During a CIGA moratorium:

  • Creditors cannot petition for the winding up of the company.
  • No winding up or administration proceedings or process can be progressed.
  • No right of forfeiture can be exercised in relation to premises occupied by the company.
  • Subject to some exceptions, there can be no enforcement of security over the company’s property.
  • There can no repossession of goods.
  • Subject to some exceptions, no "legal process" can be issued or continued against the company.

What companies are eligible?

The company must be, or likely to become, unable to pay its debts. No application can be made if the company has entered into a moratorium in the previous 12 months. In addition, some companies are not eligible for the procedure, including insurance companies, banks, or companies that are party to sizeable capital markets arrangements.

How is it obtained?

Provided there is no outstanding winding up petition against the company and the company is an English company, the directors can obtain a CIGA moratorium by filing the relevant documents at court. The directors must confirm that the company is or is likely to become unable to pay its debts.

Also, the proposed monitor must confirm that, in their view, it is likely that a CIGA moratorium for the company would result in the rescue of the company as a going concern (this statement may be qualified by the words "or would do so if it were not for any worsening of the financial position of the company for reasons relating to coronavirus").

To what debts does it apply?

Most pre-moratorium debts are made subject to the payment holiday.

Debts that remain payable in the moratorium fall into two categories: pre-moratorium debts that are excluded from the payment holiday; and moratorium debts.

Pre-moratorium debts that are excluded from the payment holiday are:

  • The monitor’s remuneration or expenses.
  • Goods or services supplied during the CIGA moratorium.
  • Rent in respect of a period during the CIGA moratorium.
  • Wages or salary arising under a contract of employment.
  • Redundancy payments.
  • Debts or other liabilities arising under a contact or other instrument involving financial services.

Pre-moratorium debts excluded from the payment holiday and moratorium debts must be paid in full during the CIGA moratorium, and confirmations that these debts have been paid have to be filed at court to support any extension to the moratorium period.

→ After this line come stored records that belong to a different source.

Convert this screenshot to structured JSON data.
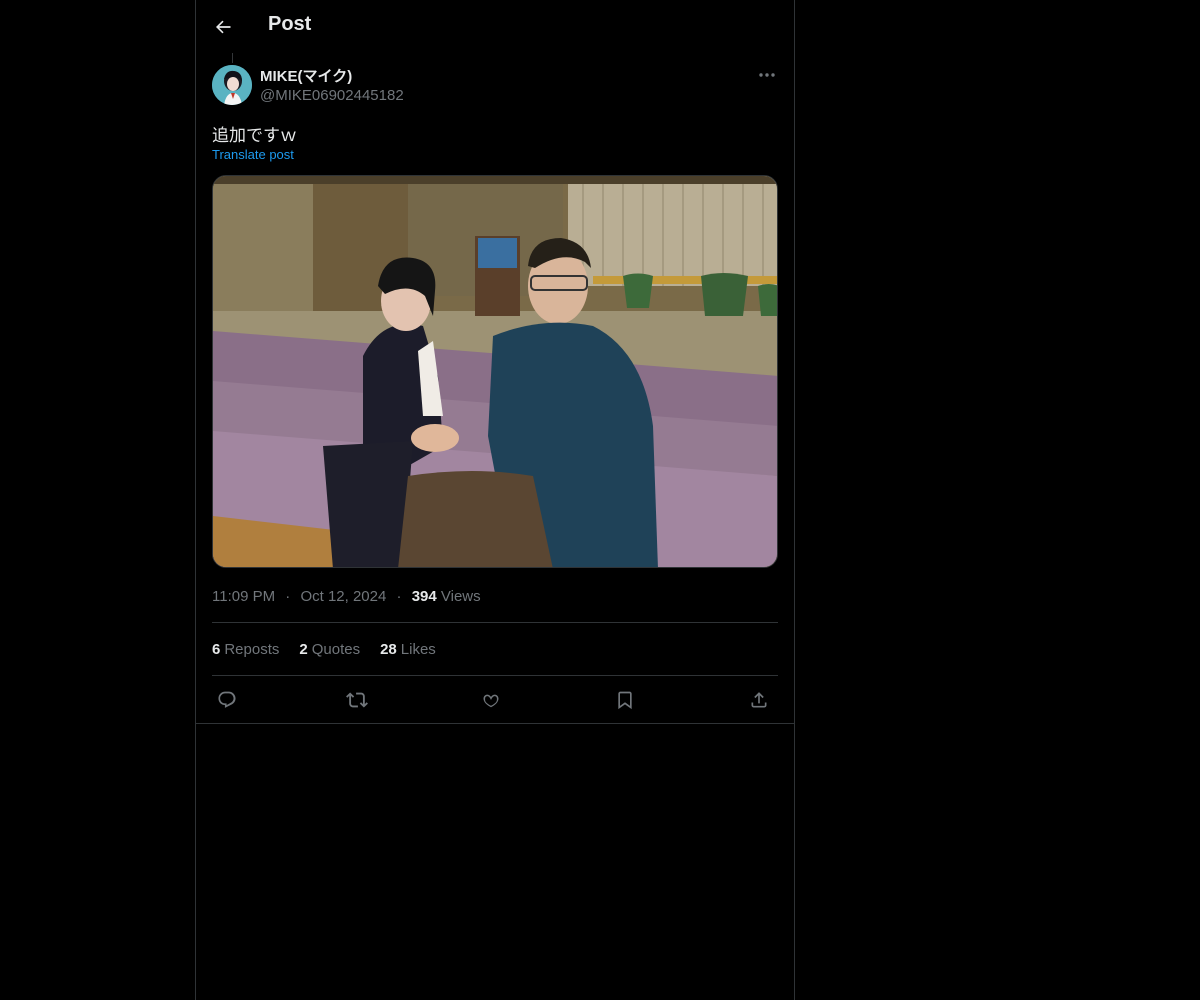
{
  "header": {
    "title": "Post"
  },
  "post": {
    "author": {
      "display_name": "MIKE(マイク)",
      "handle": "@MIKE06902445182"
    },
    "text": "追加ですｗ",
    "translate_label": "Translate post",
    "time": "11:09 PM",
    "date": "Oct 12, 2024",
    "separator": "·",
    "views_count": "394",
    "views_label": "Views",
    "stats": [
      {
        "count": "6",
        "label": "Reposts"
      },
      {
        "count": "2",
        "label": "Quotes"
      },
      {
        "count": "28",
        "label": "Likes"
      }
    ],
    "actions": [
      "reply-icon",
      "repost-icon",
      "like-icon",
      "bookmark-icon",
      "share-icon"
    ]
  },
  "colors": {
    "background": "#000000",
    "text_primary": "#e7e9ea",
    "text_secondary": "#71767b",
    "link": "#1d9bf0",
    "border": "#2f3336"
  }
}
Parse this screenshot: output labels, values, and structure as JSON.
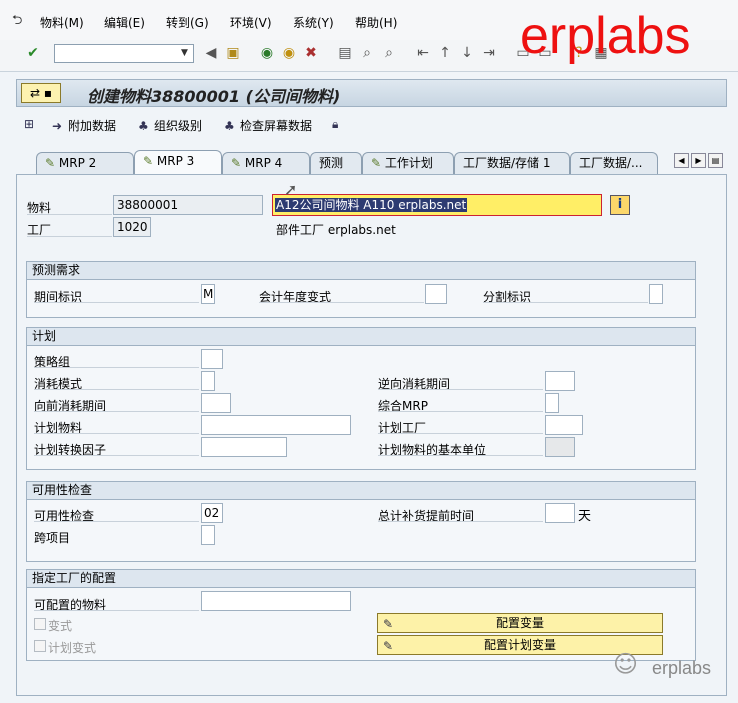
{
  "menu": [
    "物料(M)",
    "编辑(E)",
    "转到(G)",
    "环境(V)",
    "系统(Y)",
    "帮助(H)"
  ],
  "toolbar": {
    "icons": [
      "check-icon",
      "save-icon",
      "back-icon",
      "exit-icon",
      "cancel-icon",
      "print-icon",
      "find-icon",
      "find-next-icon",
      "first-page-icon",
      "prev-page-icon",
      "next-page-icon",
      "last-page-icon",
      "new-session-icon",
      "shortcut-icon",
      "help-icon",
      "settings-icon"
    ]
  },
  "watermark": "erplabs",
  "title": "创建物料38800001 (公司间物料)",
  "app_toolbar": {
    "additional_data": "附加数据",
    "org_levels": "组织级别",
    "check_screen": "检查屏幕数据"
  },
  "tabs": [
    "MRP 2",
    "MRP 3",
    "MRP 4",
    "预测",
    "工作计划",
    "工厂数据/存储 1",
    "工厂数据/..."
  ],
  "active_tab": "MRP 3",
  "header": {
    "material_label": "物料",
    "material_value": "38800001",
    "plant_label": "工厂",
    "plant_value": "1020",
    "description": "A12公司间物料 A110 erplabs.net",
    "plant_desc": "部件工厂 erplabs.net"
  },
  "forecast_group": {
    "title": "预测需求",
    "period_label": "期间标识",
    "period_value": "M",
    "fiscal_variant_label": "会计年度变式",
    "fiscal_variant_value": "",
    "split_label": "分割标识",
    "split_value": ""
  },
  "planning_group": {
    "title": "计划",
    "strategy_group_label": "策略组",
    "consumption_mode_label": "消耗模式",
    "bwd_consumption_label": "逆向消耗期间",
    "fwd_consumption_label": "向前消耗期间",
    "mixed_mrp_label": "综合MRP",
    "planning_material_label": "计划物料",
    "planning_plant_label": "计划工厂",
    "conv_factor_label": "计划转换因子",
    "planning_base_unit_label": "计划物料的基本单位"
  },
  "availability_group": {
    "title": "可用性检查",
    "check_label": "可用性检查",
    "check_value": "02",
    "total_repl_label": "总计补货提前时间",
    "total_repl_value": "",
    "total_repl_unit": "天",
    "cross_project_label": "跨项目"
  },
  "config_group": {
    "title": "指定工厂的配置",
    "configurable_material_label": "可配置的物料",
    "variant_label": "变式",
    "planning_variant_label": "计划变式",
    "configure_variant_btn": "配置变量",
    "configure_planning_variant_btn": "配置计划变量"
  },
  "wechat_watermark": "erplabs"
}
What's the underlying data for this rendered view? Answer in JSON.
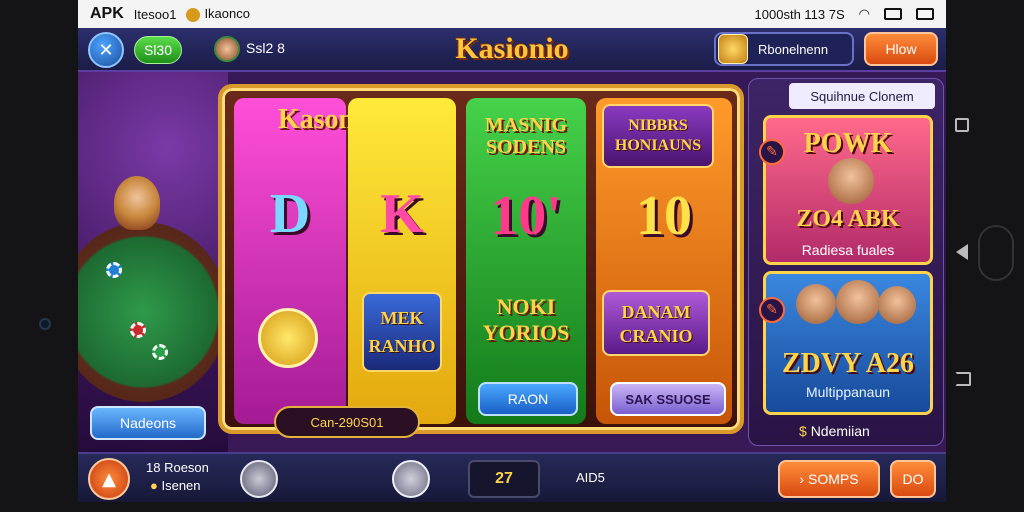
{
  "statusbar": {
    "apk": "APK",
    "left_text": "Itesoo1",
    "app_name": "Ikaonco",
    "right_text": "1000sth 113 7S"
  },
  "topbar": {
    "left_badge": "Sl30",
    "player_count": "Ssl2 8",
    "logo": "Kasionio",
    "coin_label": "Rbonelnenn",
    "orange_button": "Hlow"
  },
  "slot": {
    "reel1_title": "Kasono",
    "reel1_symbol": "D",
    "reel2_symbol": "K",
    "reel2_badge": "MEK RANHO",
    "reel3_title": "MASNIG SODENS",
    "reel3_symbol": "10'",
    "reel3_badge": "NOKI YORIOS",
    "reel3_button": "RAON",
    "reel4_title": "NIBBRS HONIAUNS",
    "reel4_symbol": "10",
    "reel4_badge": "DANAM CRANIO",
    "reel4_button": "SAK SSUOSE",
    "center_pill": "Can-290S01"
  },
  "left": {
    "blue_button": "Nadeons"
  },
  "right_panel": {
    "header": "Squihnue Clonem",
    "card1_title": "POWK",
    "card1_big": "ZO4 ABK",
    "card1_sub": "Radiesa fuales",
    "card2_big": "ZDVY A26",
    "card2_sub": "Multippanaun",
    "footer": "Ndemiian"
  },
  "bottombar": {
    "text_line1": "18 Roeson",
    "text_line2": "Isenen",
    "counter": "27",
    "aid_label": "AID5",
    "orange_button": "SOMPS",
    "orange_button2": "DO"
  }
}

The monitor is required to terminate the CIGA moratorium if he or she considers that the company is unable to pay these debts.

What is its duration?

The initial period of the CIGA moratorium is 20 business days beginning with the business day after the CIGA moratorium comes into force, which is the date of the filing of the documents at court or the court order.

Can it be extended?

The CIGA moratorium can be extended for a further 20 business days without creditor consent by the directors filing with the court:

  • A notice stating that they wish to extend the CIGA moratorium;
  • A statement by the directors that the moratorium debts, and the pre-moratorium debts for which the company does not have a payment holiday, have been paid or discharged;
  • A statement by the directors confirming that the company is, or is likely to become, unable to pay its pre-moratorium debts; and
  • A statement from the monitor that in his or her view it remains likely that the CIGA moratorium will result in the rescue of the company as a going concern.

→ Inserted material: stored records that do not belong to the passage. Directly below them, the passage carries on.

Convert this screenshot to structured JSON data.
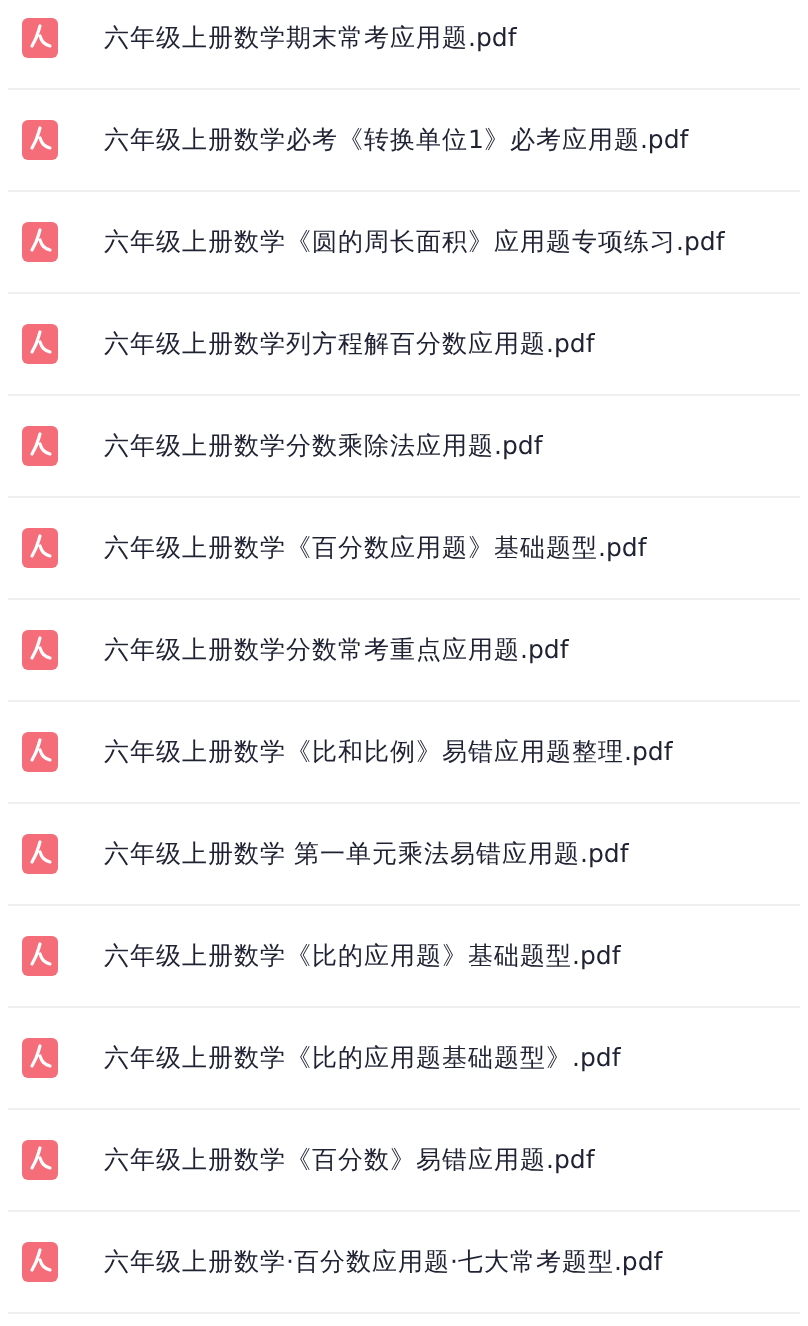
{
  "files": [
    {
      "name": "六年级上册数学期末常考应用题.pdf"
    },
    {
      "name": "六年级上册数学必考《转换单位1》必考应用题.pdf"
    },
    {
      "name": "六年级上册数学《圆的周长面积》应用题专项练习.pdf"
    },
    {
      "name": "六年级上册数学列方程解百分数应用题.pdf"
    },
    {
      "name": "六年级上册数学分数乘除法应用题.pdf"
    },
    {
      "name": "六年级上册数学《百分数应用题》基础题型.pdf"
    },
    {
      "name": "六年级上册数学分数常考重点应用题.pdf"
    },
    {
      "name": "六年级上册数学《比和比例》易错应用题整理.pdf"
    },
    {
      "name": "六年级上册数学 第一单元乘法易错应用题.pdf"
    },
    {
      "name": "六年级上册数学《比的应用题》基础题型.pdf"
    },
    {
      "name": "六年级上册数学《比的应用题基础题型》.pdf"
    },
    {
      "name": "六年级上册数学《百分数》易错应用题.pdf"
    },
    {
      "name": "六年级上册数学·百分数应用题·七大常考题型.pdf"
    }
  ]
}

If the creditors (those who are not going to be paid during the CIGA moratorium because of the payment holiday) consent to an extension, the CIGA moratorium can be extended by the directors for a period of up to one year.

Alternatively, the directors can make an application to court after the 15th business day of the initial moratorium period for an extension of the period. The court will consider whether the extension is in the interests of the pre-moratorium creditors and whether the court considers that the rescue is likely.

What's the monitor's function?

The monitor is an officer of the court and must be an insolvency practitioner.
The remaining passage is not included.